Car, ne nous voilons pas la face : l'Union européenne souffre d'un cruel déficit de confiance et de légitimité qui en entame non seulement la résilience mais également la performance ! Comme
d'ailleurs les institutions nationales qui inspirent aujourd'hui chez les citoyens une défiance dont le niveau n'a que très rarement eu d'équivalent depuis l'émergence des
formes contemporaines de la démocratie en Europe !
Je n'en prendrai pour preuve que les quelques épisodes dont la double portée symbolique et politique dépasse les analyses techniques et juridiques qui en ont été proposés jusqu'ici :
1° - les échecs des processus référendaires entrepris lors de la ratification du traité de Maastricht (au Danemark), puis du traité instituant une Constitution pour l'Europe (en France et
aux Pays-Bas) et du traité de Lisbonne (en Irlande) ! Les citoyens de l'Union seraient-ils à ce
point sots qu'ils n'y entendraient rien à la raison d'Union ? Qui pourrait se croire légitime à prononcer un tel jugement de valeur, une telle condamnation ?
2° - la suspicion d'incompatibilité entre quelques constitutions nationales et certaines dispositions du traité de Lisbonne qu'ont mis en exergue les réserves et les
conditionnalités formulées par la Cour constitutionnelle de Karlsruhe lors du processus de ratification du traité de Lisbonne par la République fédérale d'Allemagne (cf. à cet égard les articles
suivants : Categories et domaines de compétences de l’Union tels que définis dans le Traité de Lisbonne (rappel) ainsi
que La Cour de Karlsruhe a jugé que le traité de Lisbonne était "compatible" avec la Loi fondamentale allemande à condition
que l'Allemagne se dote d'un nouvel arsenal législatif ) ainsi que certaines analyses proposées dans d'autres Pays membres (cf. notamment Constitution française et Traité de Lisbonne : sommes-nous
certains qu'ils sont totalement compatibles ? ) !
3° - enfin, l'abstentionnisme qui se manifeste à peu près partout en Europe lors d'élections européennes ou nationales !

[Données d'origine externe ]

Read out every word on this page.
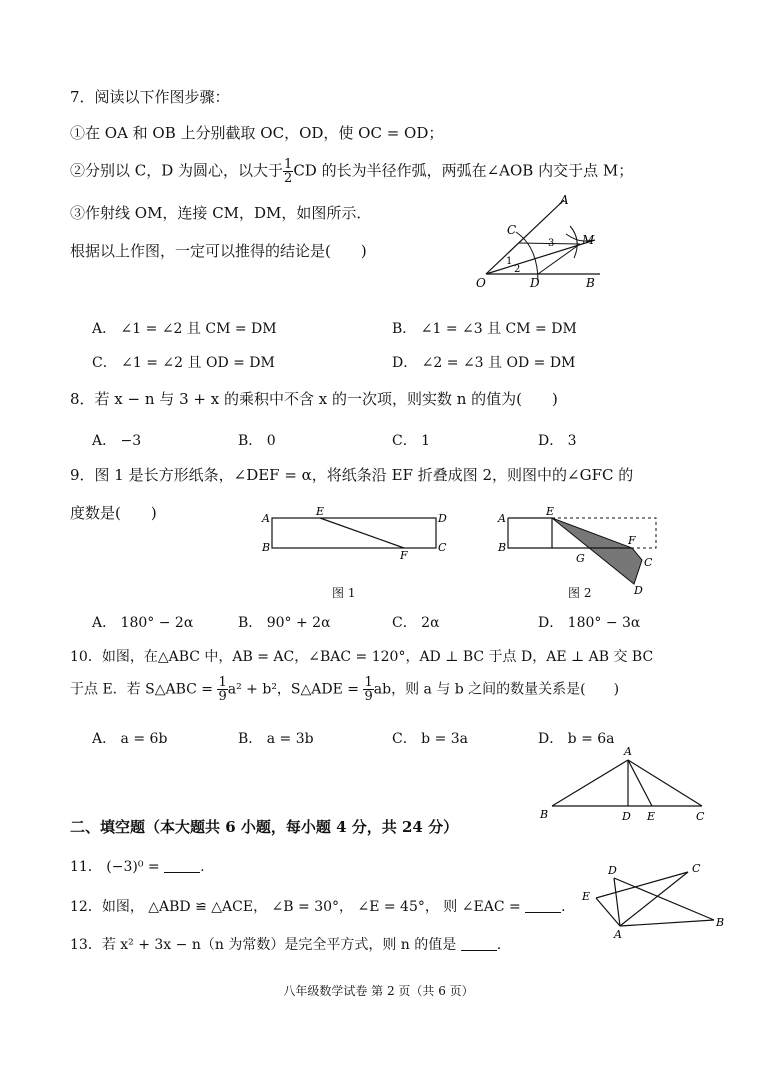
7．阅读以下作图步骤：
①在 OA 和 OB 上分别截取 OC，OD，使 OC = OD；
②分别以 C，D 为圆心，以大于 $\frac{1}{2}$ CD 的长为半径作弧，两弧在∠AOB 内交于点 M；
③作射线 OM，连接 CM，DM，如图所示．
根据以上作图，一定可以推得的结论是(　　)
A
C
M
O	D	B
1
2
3
A． ∠1 = ∠2 且 CM = DM	B． ∠1 = ∠3 且 CM = DM
C． ∠1 = ∠2 且 OD = DM	D． ∠2 = ∠3 且 OD = DM
8．若 x − n 与 3 + x 的乘积中不含 x 的一次项，则实数 n 的值为(　　)
A． −3	B． 0	C． 1	D． 3
9．图 1 是长方形纸条，∠DEF = α，将纸条沿 EF 折叠成图 2，则图中的∠GFC 的
度数是(　　)	A
B
E
D
C
F
图 1
A
B
E
F
G	C
D
图 2
A． 180° − 2α	B． 90° + 2α	C． 2α	D． 180° − 3α
10．如图，在△ABC 中，AB = AC，∠BAC = 120°，AD ⊥ BC 于点 D，AE ⊥ AB 交 BC
于点 E．若 S△ABC = $\frac{1}{9} a^2 + b^2$，S△ADE = $\frac{1}{9}$ ab，则 a 与 b 之间的数量关系是(　　)
A． a = 6b	B． a = 3b	C． b = 3a	D． b = 6a
A
B	D E	C
二、填空题（本大题共 6 小题，每小题 4 分，共 24 分）
11． (−3)⁰ =	.
12．如图， △ABD ≌ △ACE， ∠B = 30°， ∠E = 45°， 则 ∠EAC =	.
D	C
E
A
B
13．若 x² + 3x − n（n 为常数）是完全平方式，则 n 的值是	.
八年级数学试卷 第 2 页（共 6 页）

Par ailleurs, force est de constater - et de déplorer - que l'Union reste encore un patchwork taillé trop court, à la mesure des exigences - souvent troublantes - d'Etats membres qui
jouent de ce privilège en toute impunité ! Un patchwork troué de part en part comme en atteste la multiplication - croissante à chaque nouvelle génération de traité - de
dispositions dérogatoires et autres 'opt-out', y compris dans les domaines et matières qui par essence, ne supporte aucune exception (charte des droits fondamentaux, espace
judiciaire, défense, monnaie .... ) sauf à chercher à créer les conditions d'une ineffectivité globale, et partant, d'une inefficacité globale.
Pourquoi se trouve-t-elle ainsi baillonnée et écartelée ?
Tout simplement parce que l'Union, quand bien même la méthode communautaire tend à en amortir les effets pervers, pâtit d'un système de gouvernance articulée de manière encore trop marquée
sur la souveraineté des Etats membres qui demeurent les détenteurs exclusifs de la compétence de la compétence (en vertu du principe d'attribution inscrit au traité).
Et ceux-ci usent de ce privilège pour lui imposer, quand bien même ont-ils consenti à partager cette souveraineté avec Elle ou à la lui déléguer ici où là, d'agir dans le respect plein
et entier de leur organisation institutionnelle (cf. notamment les limitations de compétence de la Cour de justice de l'Union ou encore les compétences attribuées aux Parlements nationaux
dans le système institutionnel de l'Union), celle-ci fût-elle défaillante !
Cette subordination juridique aux Etats membres est renforcée par cette clause, omniprésente dans les traités européens, qui subordonne la légalité de tout acte de l'Union au respect scrupuleux des dispositions constitutionnelles en
vigueur dans les Etats-membres ! Situation juridique des plus étrange alors même que le droit communautaire est censé s'imposer aux Etats membres ! Et là n'est pas le seul paradoxe de la
construction européenne !
Une autre subordination est à l'oeuvre qui paralyse l'Union autant qu'elle trahit le lien irréductible qu'elle entend nouer avec ses citoyens : la subordination
transatlantique.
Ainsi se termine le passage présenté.